Я открывал на жаберную щель
окно и воздух нюхал: пахло снегом;
шёл тёплый первый снег, и асфодель,
живущая под крышею набегом
(минует Арктика, и высажу в поля),
наевшись нашей вкусной мертвечины,
тянулась тоже прочь (так ты да я
выискивали в воздухе причину,
чтоб встретиться, когда ещё был я,
хватали первую, нелепую, — и лёту,
и пропадали на ночь; мама — чья? —
конечно, обе, бедные сироты,
все десять стр. на «Б» выучивали, смерть
зачёркивая: вот ещё больница,
её, его не видели там: «Жердь
такая, длинный, тощая…», и лица
обеих таяли; когда одни глаза,
уже сухие, оставались, утром
прокрадывались мы: «Мам, полоса
уж очень небывалая, и мудрым
быть невозможно, может, и нельзя»,
и падали, уснув на первом слове);
дом брёл в нём, с боку на бок егозя,
всё время оставаясь наготове
бежать за снегом, если тот сбежит, —
ещё одна причина выйти в люди:
на новом месте человек закрыт
и неотчётлив: надобность в посуде
случится вдруг — а даст ли кто? — Сейчас.
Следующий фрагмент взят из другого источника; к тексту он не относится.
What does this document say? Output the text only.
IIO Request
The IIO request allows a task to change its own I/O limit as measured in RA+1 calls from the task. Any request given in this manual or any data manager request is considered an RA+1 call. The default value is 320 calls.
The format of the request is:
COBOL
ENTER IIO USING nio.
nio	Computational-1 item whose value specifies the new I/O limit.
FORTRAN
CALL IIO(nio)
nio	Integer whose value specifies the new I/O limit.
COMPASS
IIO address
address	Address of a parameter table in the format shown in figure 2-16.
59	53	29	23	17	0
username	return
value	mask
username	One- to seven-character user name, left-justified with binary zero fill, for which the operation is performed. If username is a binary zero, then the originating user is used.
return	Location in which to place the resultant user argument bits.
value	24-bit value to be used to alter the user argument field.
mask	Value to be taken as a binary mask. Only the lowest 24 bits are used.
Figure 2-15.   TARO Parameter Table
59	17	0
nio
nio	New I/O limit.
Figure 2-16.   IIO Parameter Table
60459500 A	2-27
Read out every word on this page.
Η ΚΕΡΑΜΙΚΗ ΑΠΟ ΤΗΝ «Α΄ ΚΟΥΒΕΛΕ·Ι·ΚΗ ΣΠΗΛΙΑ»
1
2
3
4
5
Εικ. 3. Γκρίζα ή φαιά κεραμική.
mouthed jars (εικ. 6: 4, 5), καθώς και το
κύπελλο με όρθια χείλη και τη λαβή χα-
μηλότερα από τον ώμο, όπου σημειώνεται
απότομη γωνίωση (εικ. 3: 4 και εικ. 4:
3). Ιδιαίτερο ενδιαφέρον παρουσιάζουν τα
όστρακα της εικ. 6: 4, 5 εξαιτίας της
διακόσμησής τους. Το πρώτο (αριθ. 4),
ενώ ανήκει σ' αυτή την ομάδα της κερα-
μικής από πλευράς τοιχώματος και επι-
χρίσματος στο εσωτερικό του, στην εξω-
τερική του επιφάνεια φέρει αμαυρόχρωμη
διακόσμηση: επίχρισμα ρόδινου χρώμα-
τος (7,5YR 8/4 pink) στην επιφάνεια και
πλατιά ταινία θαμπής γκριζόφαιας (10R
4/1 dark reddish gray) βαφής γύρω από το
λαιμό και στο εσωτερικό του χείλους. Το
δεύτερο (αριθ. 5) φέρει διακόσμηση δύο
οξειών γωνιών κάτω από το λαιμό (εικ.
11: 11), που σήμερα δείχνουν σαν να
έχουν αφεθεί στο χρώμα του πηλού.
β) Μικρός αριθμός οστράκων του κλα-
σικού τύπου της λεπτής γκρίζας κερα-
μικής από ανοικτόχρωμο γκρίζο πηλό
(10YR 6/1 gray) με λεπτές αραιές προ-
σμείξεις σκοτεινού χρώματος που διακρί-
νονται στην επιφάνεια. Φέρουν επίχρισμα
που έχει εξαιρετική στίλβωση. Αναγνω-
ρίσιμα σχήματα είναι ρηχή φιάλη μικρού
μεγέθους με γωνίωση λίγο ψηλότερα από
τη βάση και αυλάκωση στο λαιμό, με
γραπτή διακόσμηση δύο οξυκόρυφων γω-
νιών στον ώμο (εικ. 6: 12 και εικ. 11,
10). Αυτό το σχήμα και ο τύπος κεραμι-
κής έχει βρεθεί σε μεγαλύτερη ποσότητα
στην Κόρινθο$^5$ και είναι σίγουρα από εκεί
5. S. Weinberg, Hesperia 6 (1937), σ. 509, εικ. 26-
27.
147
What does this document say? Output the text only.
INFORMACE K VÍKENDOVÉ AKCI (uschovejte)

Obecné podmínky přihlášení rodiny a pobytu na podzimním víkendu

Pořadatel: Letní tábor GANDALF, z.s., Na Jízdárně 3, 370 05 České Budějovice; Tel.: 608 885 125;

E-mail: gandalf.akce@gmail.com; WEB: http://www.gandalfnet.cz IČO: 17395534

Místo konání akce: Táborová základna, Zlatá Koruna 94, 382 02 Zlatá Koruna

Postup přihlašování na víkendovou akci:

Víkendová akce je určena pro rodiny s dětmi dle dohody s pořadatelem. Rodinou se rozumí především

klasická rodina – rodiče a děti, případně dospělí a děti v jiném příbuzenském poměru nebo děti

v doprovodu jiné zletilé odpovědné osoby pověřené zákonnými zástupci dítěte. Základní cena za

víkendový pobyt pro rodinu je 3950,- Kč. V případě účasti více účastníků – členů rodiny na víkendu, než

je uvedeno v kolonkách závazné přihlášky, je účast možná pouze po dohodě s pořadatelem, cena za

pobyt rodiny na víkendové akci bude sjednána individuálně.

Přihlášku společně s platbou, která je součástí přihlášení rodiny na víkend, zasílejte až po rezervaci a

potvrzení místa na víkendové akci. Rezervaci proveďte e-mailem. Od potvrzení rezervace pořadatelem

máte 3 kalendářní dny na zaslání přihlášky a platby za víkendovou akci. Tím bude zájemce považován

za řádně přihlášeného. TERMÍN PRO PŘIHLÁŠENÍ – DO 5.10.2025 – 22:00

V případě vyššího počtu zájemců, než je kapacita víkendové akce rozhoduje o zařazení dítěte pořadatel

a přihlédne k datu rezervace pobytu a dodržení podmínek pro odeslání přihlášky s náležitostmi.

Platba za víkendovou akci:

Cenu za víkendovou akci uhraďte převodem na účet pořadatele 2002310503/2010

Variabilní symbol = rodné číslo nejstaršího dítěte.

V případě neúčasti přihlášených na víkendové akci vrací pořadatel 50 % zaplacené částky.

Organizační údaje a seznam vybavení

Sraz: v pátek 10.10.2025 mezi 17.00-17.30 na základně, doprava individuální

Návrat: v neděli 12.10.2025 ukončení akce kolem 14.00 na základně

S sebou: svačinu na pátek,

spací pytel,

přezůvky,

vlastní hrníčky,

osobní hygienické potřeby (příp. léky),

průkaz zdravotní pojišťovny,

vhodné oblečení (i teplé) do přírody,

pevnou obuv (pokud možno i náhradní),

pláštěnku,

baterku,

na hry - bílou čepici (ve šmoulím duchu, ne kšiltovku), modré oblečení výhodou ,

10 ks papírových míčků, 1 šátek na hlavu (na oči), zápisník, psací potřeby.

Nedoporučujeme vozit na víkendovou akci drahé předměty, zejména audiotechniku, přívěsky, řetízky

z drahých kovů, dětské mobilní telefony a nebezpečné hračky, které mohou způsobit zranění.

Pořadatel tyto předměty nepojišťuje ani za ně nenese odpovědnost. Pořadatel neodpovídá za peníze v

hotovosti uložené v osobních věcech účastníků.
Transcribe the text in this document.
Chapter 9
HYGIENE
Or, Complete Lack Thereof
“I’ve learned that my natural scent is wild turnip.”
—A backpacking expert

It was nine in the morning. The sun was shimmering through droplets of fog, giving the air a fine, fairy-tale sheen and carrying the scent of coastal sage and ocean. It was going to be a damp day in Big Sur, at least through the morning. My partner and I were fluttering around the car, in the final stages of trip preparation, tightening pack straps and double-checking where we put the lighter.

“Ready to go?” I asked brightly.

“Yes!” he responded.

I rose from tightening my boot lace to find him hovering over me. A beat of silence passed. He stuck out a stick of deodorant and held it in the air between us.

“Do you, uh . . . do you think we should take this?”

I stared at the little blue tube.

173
Я выходил под снег, и перевалка
родного пепелища вон в припляс
на месте оборачивалась: жалко,
наверное, не бросит, подождёт.
Я тёплый первый снег совал в карманы
и шёл показывать, и в третьей грустный кот,
пока мы пили, шмыгал, грыз диваны,
но лишь ему налили — сразу стих;
в седьмой из снега добывали воду
и запивали горькую, — поддых
иначе б била с маху, как пехоту
в пятнадцатом при Ипре; на восьмом
мы заедáли первым (шампиньонно!).
Я выползал под снег и, став холмом,
письма ждал от тебя, ждал почтальона.